Often, we write short pieces that, although they have a certain resonance, don’t fit into any obvious category for submission. This is one of them. Written from a workshop prompt to include the lyrics or title of a song, I wrote, “Crazy Little Thing.”
Your eyes, the ones I recognized, over a plate of cold vegetables neither of us ate, in a pub pulsing with rock music and the shouting of young people. These are eyes, I wrote later that night, I will know for a long time yet. The green of them with their flecks of gold and kindness. One last attempt at this crazy little thing.
The earth has tilted and, even if it’s a lie, we are unable to fly, even if I wanted to. You are sorry, and I suppose I am also.

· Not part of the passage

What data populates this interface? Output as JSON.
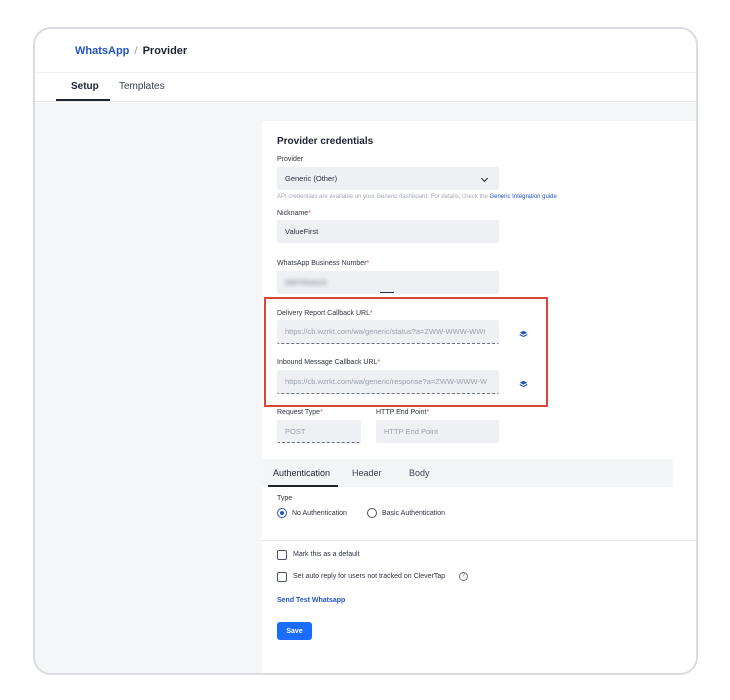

The screen has gone blank—both the inner and the outer—where I could meet your eyes. The moss green eyes with their flecks of gold and grief. I cannot reach across plains and mountains, and my internet connection is unstable at best.
At the end, the end of a time when you could touch me, when you had begun to reach and not touch me, it was a season such as this. When I flew for the last time, the streets of the town where we lived were lined with cherry blossoms.
I can no longer gaze across our table into those sad green eyes. You are sorry, and I suppose I am also.
This crazy little thing has been chipped of its patina. I’m aware of the mixed metaphor but my connection is weak and I’m trying to recall how I saw you then, if who I perceived was ever you. Was that you, that kind, confident, witty, brave man, who I fell into love with? Or does that crazy little thing even exist in the real world? My real world is what I mean.
Others seem to have mastered this mysterious art of two together. Although curious, I won’t be registering for any Zoom courses on how to begin, navigate, negotiate, or survive such a thing as romantic love.
While I’ve stumbled through these years with you and come out empty-handed, while my most enduring romance lasted only a handful of years, I have a friend whose clear blue-grey eyes have never, in nearly fifty years, shifted. Across plains, mountains, and oceans, we have persisted.
Perhaps that’s the secret. Ditch the crazy.